Of course, not just any old Joe off the streets of Chicago has what it takes to be a hand model. There must be a certain je ne sais quoi about the hands in question that folks in the food and beverage industry hire to market their products.
“I have decent paws,” DiBona says with a laugh. But perfect paws? “I guess they are nice, but I used to play basketball so I have like broken digits. They’re also bartender hands. There might be lime juice and cuts and stuff on them…Once I got the SodaStream gig, I figured I better clean up my money makers.”
Since his unexpected, niche career turn, DiBona now takes good care of his hands. He says the clients usually provide an on-set manicurist for the day of filming. But he also “drinks water like a crazy person,” and wears gloves and moisturizer at night. “My go-to is this thing called Egyptian Magic. I think Elizabeth Taylor used to use it back in the day,” he says.

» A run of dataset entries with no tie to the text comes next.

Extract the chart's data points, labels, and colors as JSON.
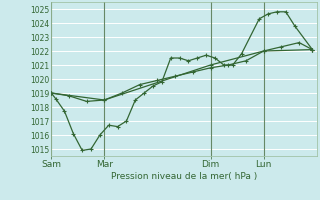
{
  "background_color": "#cceaec",
  "grid_color": "#ffffff",
  "line_color": "#336633",
  "xlabel": "Pression niveau de la mer( hPa )",
  "ylim": [
    1014.5,
    1025.5
  ],
  "yticks": [
    1015,
    1016,
    1017,
    1018,
    1019,
    1020,
    1021,
    1022,
    1023,
    1024,
    1025
  ],
  "xtick_labels": [
    "Sam",
    "Mar",
    "Dim",
    "Lun"
  ],
  "xtick_positions": [
    0,
    12,
    36,
    48
  ],
  "vline_positions": [
    0,
    12,
    36,
    48
  ],
  "xlim": [
    0,
    60
  ],
  "line1": [
    [
      0,
      1019.0
    ],
    [
      1,
      1018.6
    ],
    [
      3,
      1017.7
    ],
    [
      5,
      1016.1
    ],
    [
      7,
      1014.9
    ],
    [
      9,
      1015.0
    ],
    [
      11,
      1016.0
    ],
    [
      13,
      1016.7
    ],
    [
      15,
      1016.6
    ],
    [
      17,
      1017.0
    ],
    [
      19,
      1018.5
    ],
    [
      21,
      1019.0
    ],
    [
      23,
      1019.5
    ],
    [
      25,
      1019.8
    ],
    [
      27,
      1021.5
    ],
    [
      29,
      1021.5
    ],
    [
      31,
      1021.3
    ],
    [
      33,
      1021.5
    ],
    [
      35,
      1021.7
    ],
    [
      37,
      1021.5
    ],
    [
      39,
      1021.0
    ],
    [
      41,
      1021.0
    ],
    [
      43,
      1021.8
    ],
    [
      47,
      1024.3
    ],
    [
      49,
      1024.65
    ],
    [
      51,
      1024.8
    ],
    [
      53,
      1024.8
    ],
    [
      55,
      1023.8
    ],
    [
      59,
      1022.1
    ]
  ],
  "line2": [
    [
      0,
      1019.0
    ],
    [
      4,
      1018.8
    ],
    [
      8,
      1018.4
    ],
    [
      12,
      1018.5
    ],
    [
      16,
      1019.0
    ],
    [
      20,
      1019.6
    ],
    [
      24,
      1019.9
    ],
    [
      28,
      1020.2
    ],
    [
      32,
      1020.5
    ],
    [
      36,
      1020.8
    ],
    [
      40,
      1021.0
    ],
    [
      44,
      1021.3
    ],
    [
      48,
      1022.0
    ],
    [
      52,
      1022.3
    ],
    [
      56,
      1022.6
    ],
    [
      59,
      1022.1
    ]
  ],
  "line3": [
    [
      0,
      1019.0
    ],
    [
      12,
      1018.5
    ],
    [
      36,
      1021.0
    ],
    [
      48,
      1022.0
    ],
    [
      59,
      1022.1
    ]
  ]
}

Now, if you’re of a certain generation, and you’re thinking of the episode of Seinfeld where George Costanza briefly becomes a hand model, or, you envision David Duchovny wearing a protective glass container around his hand as “the world’s greatest hand model” in Zoolander – DiBona has already heard all the jokes about his work. His friends, family, and the people who sit at his bar are all tickled when they hear his story. “People are like, ‘I’ve never met a hand model before. That kind of reaction is so funny to me. Good for the ego.’” Often, they ask what his dream gig is. He has an answer on hand.
“I think the pinnacle of hand modeling is The Addams Family ‘Thing,’” – the disembodied but otherwise benevolent hand that skitters across the Addams family mansion.
Hand modeling for the food and beverage industry may not be where DiBona thought his life would take him, but he loves telling people his story and watching the delight on their faces. Whether it was luck, fate, or dexterity that had a hand in it all, he’s happy to be along for the ride.
“I’ve always been saying, ‘Something’s going to happen. You got to just keep going.’ There’s been so many setbacks. But I’ve been like, ‘It’s fine. We’ll just go a different way.’ But it’s been amazing. I’m forever an optimist,” DiBona says. “I’m just overwhelmed and humbled by all this.”